6. HANDLING AND STORAGE OF PERSONAL DATA

ELECTRONIC DATA

When it is necessary to send personal data by email it will be sent only using a secure system. All electronic personal data must be stored in a password protected storage.

PAPER-BASED DATA

Any paperwork containing personal data should be treated as confidential and kept securely:

  • Documents should not be kept in open view (eg on a desktop) but kept in a file in a drawer or filing cabinet.
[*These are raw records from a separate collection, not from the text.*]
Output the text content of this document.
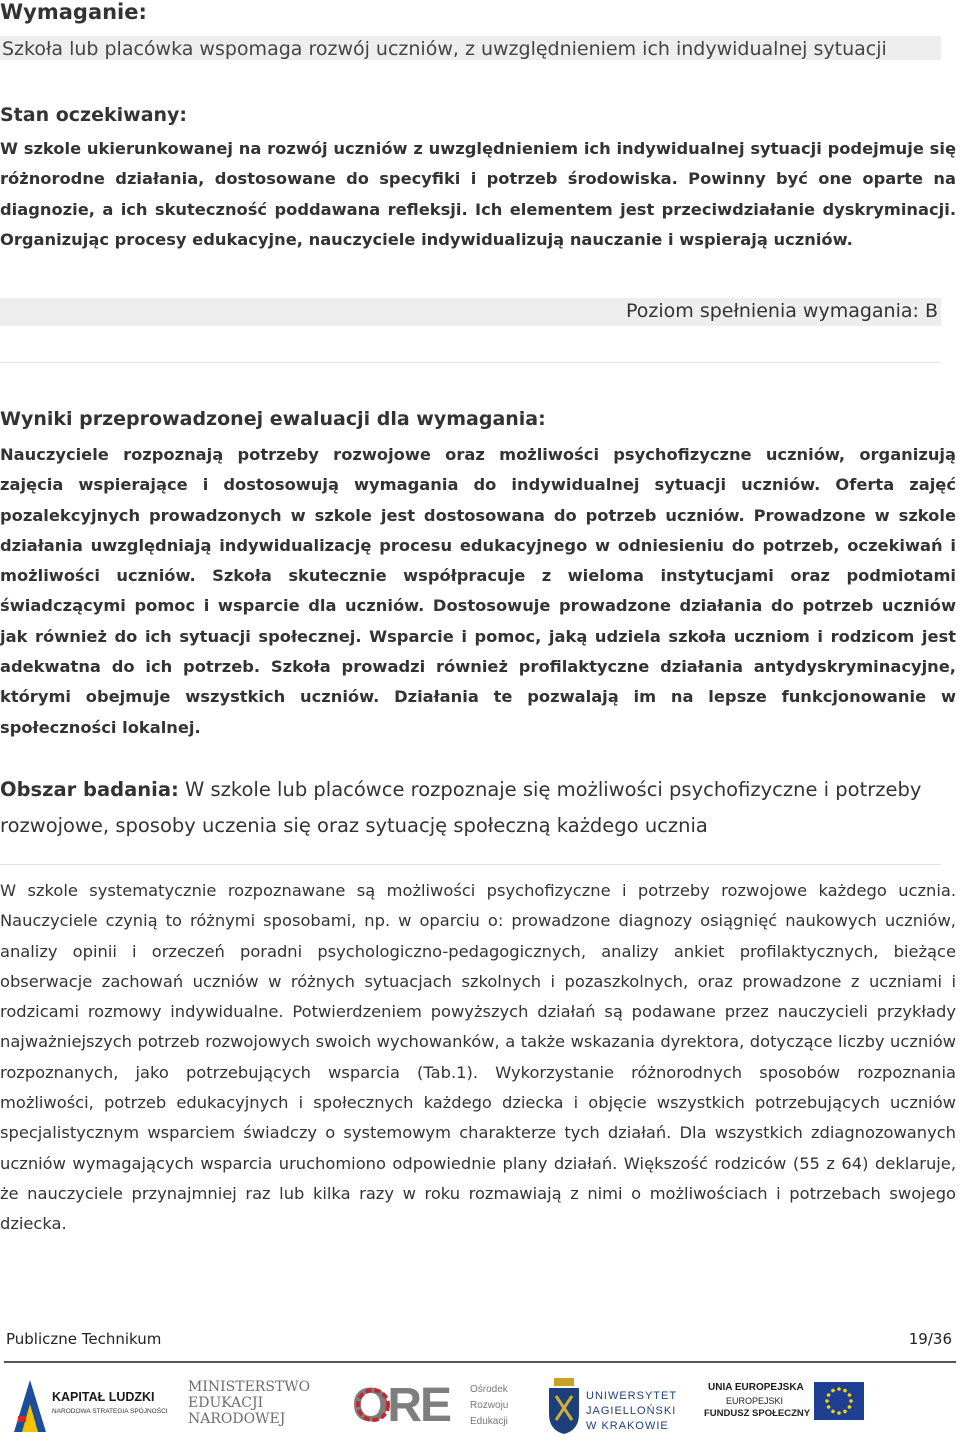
Wymaganie:
Szkoła lub placówka wspomaga rozwój uczniów, z uwzględnieniem ich indywidualnej sytuacji
Stan oczekiwany:
W szkole ukierunkowanej na rozwój uczniów z uwzględnieniem ich indywidualnej sytuacji podejmuje się różnorodne działania, dostosowane do specyfiki i potrzeb środowiska. Powinny być one oparte na diagnozie, a ich skuteczność poddawana refleksji. Ich elementem jest przeciwdziałanie dyskryminacji. Organizując procesy edukacyjne, nauczyciele indywidualizują nauczanie i wspierają uczniów.
Poziom spełnienia wymagania: B
Wyniki przeprowadzonej ewaluacji dla wymagania:
Nauczyciele rozpoznają potrzeby rozwojowe oraz możliwości psychofizyczne uczniów, organizują zajęcia wspierające i dostosowują wymagania do indywidualnej sytuacji uczniów. Oferta zajęć pozalekcyjnych prowadzonych w szkole jest dostosowana do potrzeb uczniów. Prowadzone w szkole działania uwzględniają indywidualizację procesu edukacyjnego w odniesieniu do potrzeb, oczekiwań i możliwości uczniów. Szkoła skutecznie współpracuje z wieloma instytucjami oraz podmiotami świadczącymi pomoc i wsparcie dla uczniów. Dostosowuje prowadzone działania do potrzeb uczniów jak również do ich sytuacji społecznej. Wsparcie i pomoc, jaką udziela szkoła uczniom i rodzicom jest adekwatna do ich potrzeb. Szkoła prowadzi również profilaktyczne działania antydyskryminacyjne, którymi obejmuje wszystkich uczniów. Działania te pozwalają im na lepsze funkcjonowanie w społeczności lokalnej.
Obszar badania: W szkole lub placówce rozpoznaje się możliwości psychofizyczne i potrzeby
rozwojowe, sposoby uczenia się oraz sytuację społeczną każdego ucznia
W szkole systematycznie rozpoznawane są możliwości psychofizyczne i potrzeby rozwojowe każdego ucznia. Nauczyciele czynią to różnymi sposobami, np. w oparciu o: prowadzone diagnozy osiągnięć naukowych uczniów, analizy opinii i orzeczeń poradni psychologiczno-pedagogicznych, analizy ankiet profilaktycznych, bieżące obserwacje zachowań uczniów w różnych sytuacjach szkolnych i pozaszkolnych, oraz prowadzone z uczniami i rodzicami rozmowy indywidualne. Potwierdzeniem powyższych działań są podawane przez nauczycieli przykłady najważniejszych potrzeb rozwojowych swoich wychowanków, a także wskazania dyrektora, dotyczące liczby uczniów rozpoznanych, jako potrzebujących wsparcia (Tab.1). Wykorzystanie różnorodnych sposobów rozpoznania możliwości, potrzeb edukacyjnych i społecznych każdego dziecka i objęcie wszystkich potrzebujących uczniów specjalistycznym wsparciem świadczy o systemowym charakterze tych działań. Dla wszystkich zdiagnozowanych uczniów wymagających wsparcia uruchomiono odpowiednie plany działań. Większość rodziców (55 z 64) deklaruje, że nauczyciele przynajmniej raz lub kilka razy w roku rozmawiają z nimi o możliwościach i potrzebach swojego dziecka.
Publiczne Technikum	19/36
KAPITAŁ LUDZKI
NARODOWA STRATEGIA SPÓJNOŚCI
MINISTERSTWO
EDUKACJI
NARODOWEJ ORE Ośrodek
Rozwoju
Edukacji
UNIWERSYTET
JAGIELLOŃSKI
W KRAKOWIE
UNIA EUROPEJSKA
EUROPEJSKI
FUNDUSZ SPOŁECZNY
Storage should be lockable if it can be accessed by non-EA employees.
  • Where sending personal information is absolutely necessary it will be sent by recorded delivery or a similar tracked service.

.

7. TRAINING

It will be the responsibility of any director of the company employing an associate or an employee to process, transmit or store any personal data to ensure that that individual has:

  • Training on the requirements and duties imposed by the GDPR and the implications of these for our dealings with people whose personal data we are processing.
  • Training in the company’s data protection policy and the way in which it is implemented;
  • Training in the use of secure methods of storage acceptable to the company and to clients.
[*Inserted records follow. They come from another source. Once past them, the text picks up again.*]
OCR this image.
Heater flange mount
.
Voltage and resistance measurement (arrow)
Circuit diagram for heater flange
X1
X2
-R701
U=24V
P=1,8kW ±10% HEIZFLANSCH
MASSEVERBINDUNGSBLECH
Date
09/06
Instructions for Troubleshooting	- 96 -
Enormous Art will ensure that anyone handling personal data will have access to appropriate tools to ensure the security of the data.

.

8. ACTIONS ON DISCOVERING A BREACH

Any person working for Enormous Art who becomes aware of a breach or a suspected breach (that is, data transmitted to third parties in contravention of the conditions set out elsewhere in this policy document) should notify the company director immediately.

The director will instigate an investigation into the breach. This should establish:

  • Whether a breach has in fact taken place.
  • The individuals whose data have been affected by the breach.
  • Where the data have been sent to.
  • The extent to which the breach affects the individuals: does it impact on their rights and freedoms, will they incur financial, reputational or confidentiality loss, or other significant losses?
  • If it established that a significant breach has occurred the company will notify the individual and the Information Commissioner’s Office.

.

9. DISPOSAL

All personal data should be disposed of as soon as it is no longer required, or for as long afterwards as it is in Enormous Art’s legitimate interest to do so or for as long as is necessary to comply with our legal obligations.